Digitisation on Demand - How it Works The Archives' process of creating digital copies has three components: capturing images using digital cameras, and then processing and loading these images into RecordSearch using software developed in-house: ImageStore and ImageLoader. Capturing the Images Capturing digital images is a simple task for the operators. The hardware consists of a digital camera (Canon PowerShot G2) mounted on an adjustable stand for overhead alignment and a computer for processing the captured digital images. The procedure requires the operator to place the record under the camera, aligned in a pre-set position, capture the image by releasing the camera shutter, turn to the next folio, and continue until the whole record is digitised. Operators are required to digitise from the top of the record down and to avoid dismantling the record unless it is necessary for legibility. Operators work in five-hour shifts, with short breaks each hour. Capture rates are averaging 500 images per operator per five-hour shift. The average capture rate is easily achievable for regularly formatted records (i.e., where no dismantling of records, removal of pins, plastic sleeves, unfolding of maps, etc., is required). Processing the Images ImageStore rotates and crops the captured images without human intervention. It allows an on-screen review of documents copied and the replacement or redoing of single images if necessary. The program saves a large and a small copy of each raw image produced during the capture stage. The small image is the default image and is loaded for viewing. Researchers using RecordSearch can select the larger image for print purposes, or if there are legibility problems with the small version. The image processing rate is about 20 images per minute. However, in practice, the processing rate is constrained by the rate of capture. Loading the Images onto RecordSearch ImageLoader is the conduit for loading the digital images onto RecordSearch. This program will also load images that have been captured by processes other than the digital camera/ImageStore mechanisms. It has the facility to replace and delete images or whole records. A summary of the Archives' specifications is in the appendix. How Researchers Request Online Digital Records To request an online digital copy, researchers select a button that appears on the record description screen on RecordSearch [1].
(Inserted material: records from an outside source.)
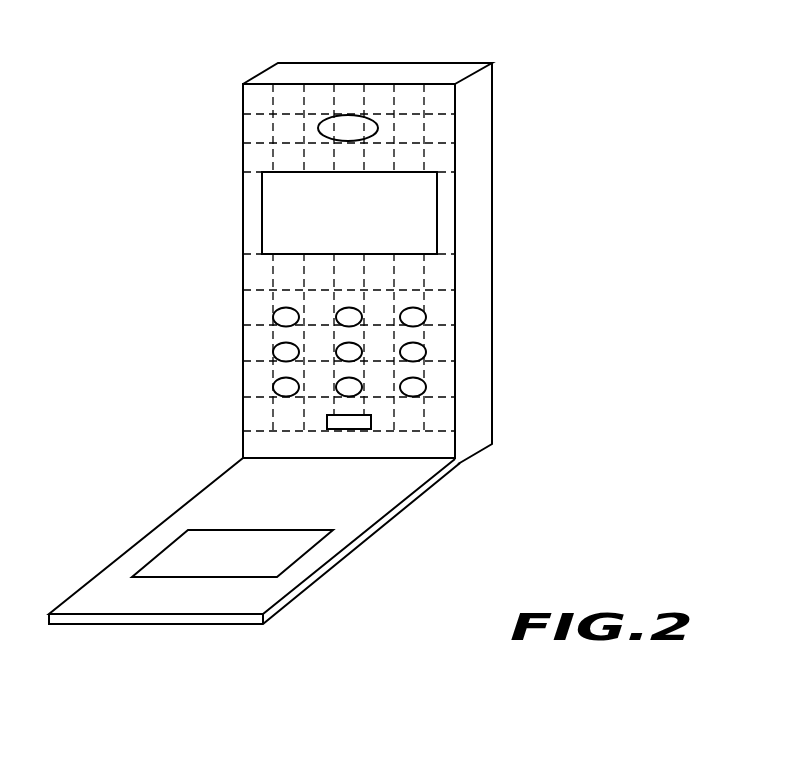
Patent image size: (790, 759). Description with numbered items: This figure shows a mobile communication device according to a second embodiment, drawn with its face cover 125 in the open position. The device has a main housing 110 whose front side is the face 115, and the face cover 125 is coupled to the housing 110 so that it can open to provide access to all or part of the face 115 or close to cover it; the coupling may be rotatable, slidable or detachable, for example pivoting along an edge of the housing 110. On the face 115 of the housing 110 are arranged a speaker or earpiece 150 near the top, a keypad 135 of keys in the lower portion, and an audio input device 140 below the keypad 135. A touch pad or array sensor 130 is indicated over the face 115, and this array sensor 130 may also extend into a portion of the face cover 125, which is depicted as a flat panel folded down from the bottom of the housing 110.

The main housing 110 is at (470, 114).
The face 115 is at (437, 270).
The face cover 125 is at (360, 541).
The array sensor 130 is at (423, 408).
The keypad 135 is at (424, 313).
The audio input device 140 is at (348, 432).
The speaker or earpiece 150 is at (347, 115).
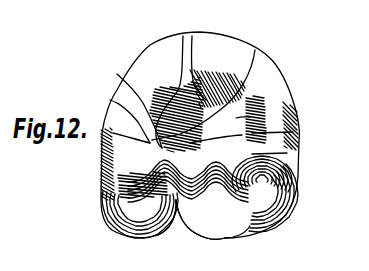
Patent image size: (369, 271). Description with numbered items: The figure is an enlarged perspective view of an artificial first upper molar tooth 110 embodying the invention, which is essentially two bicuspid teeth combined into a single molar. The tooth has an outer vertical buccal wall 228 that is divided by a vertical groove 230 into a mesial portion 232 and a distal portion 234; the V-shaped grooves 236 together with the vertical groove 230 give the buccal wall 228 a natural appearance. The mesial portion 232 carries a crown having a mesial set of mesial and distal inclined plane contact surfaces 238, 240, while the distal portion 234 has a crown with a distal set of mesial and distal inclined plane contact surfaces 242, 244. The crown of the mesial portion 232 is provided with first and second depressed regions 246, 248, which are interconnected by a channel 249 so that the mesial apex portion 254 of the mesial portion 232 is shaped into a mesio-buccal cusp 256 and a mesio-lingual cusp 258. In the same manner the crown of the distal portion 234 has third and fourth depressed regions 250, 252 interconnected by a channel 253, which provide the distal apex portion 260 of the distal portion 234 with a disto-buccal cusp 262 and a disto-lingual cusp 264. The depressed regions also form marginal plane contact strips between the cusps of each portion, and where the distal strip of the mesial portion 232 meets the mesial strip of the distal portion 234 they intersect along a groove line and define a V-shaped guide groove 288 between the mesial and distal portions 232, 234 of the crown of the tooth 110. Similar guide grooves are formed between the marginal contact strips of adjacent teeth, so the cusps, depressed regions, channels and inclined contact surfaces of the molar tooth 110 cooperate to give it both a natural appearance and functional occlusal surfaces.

The researcher lodges an online request for a digital copy [2] and in return receives an electronic acknowledgment [3].
When the digital copy has been made and is available for viewing, an icon appears on the record description screen [4]. We do not contact researchers and advise them when their record is available. It is their responsibility to check the Web site from time to time.
When researchers open the digital copy they see a navigational tool at the top of the page [5]. It allows them to advance through the record page by page, or jump ahead to any page they require.
There are also version selection icons that appear at the top left side of the screen. By default the "small" digital image (e.g., 66 KB) will appear, which is usually adequate for on-screen viewing and printing. In practice, we have found that the "small" image usually provides a very legible on-screen and printed copy.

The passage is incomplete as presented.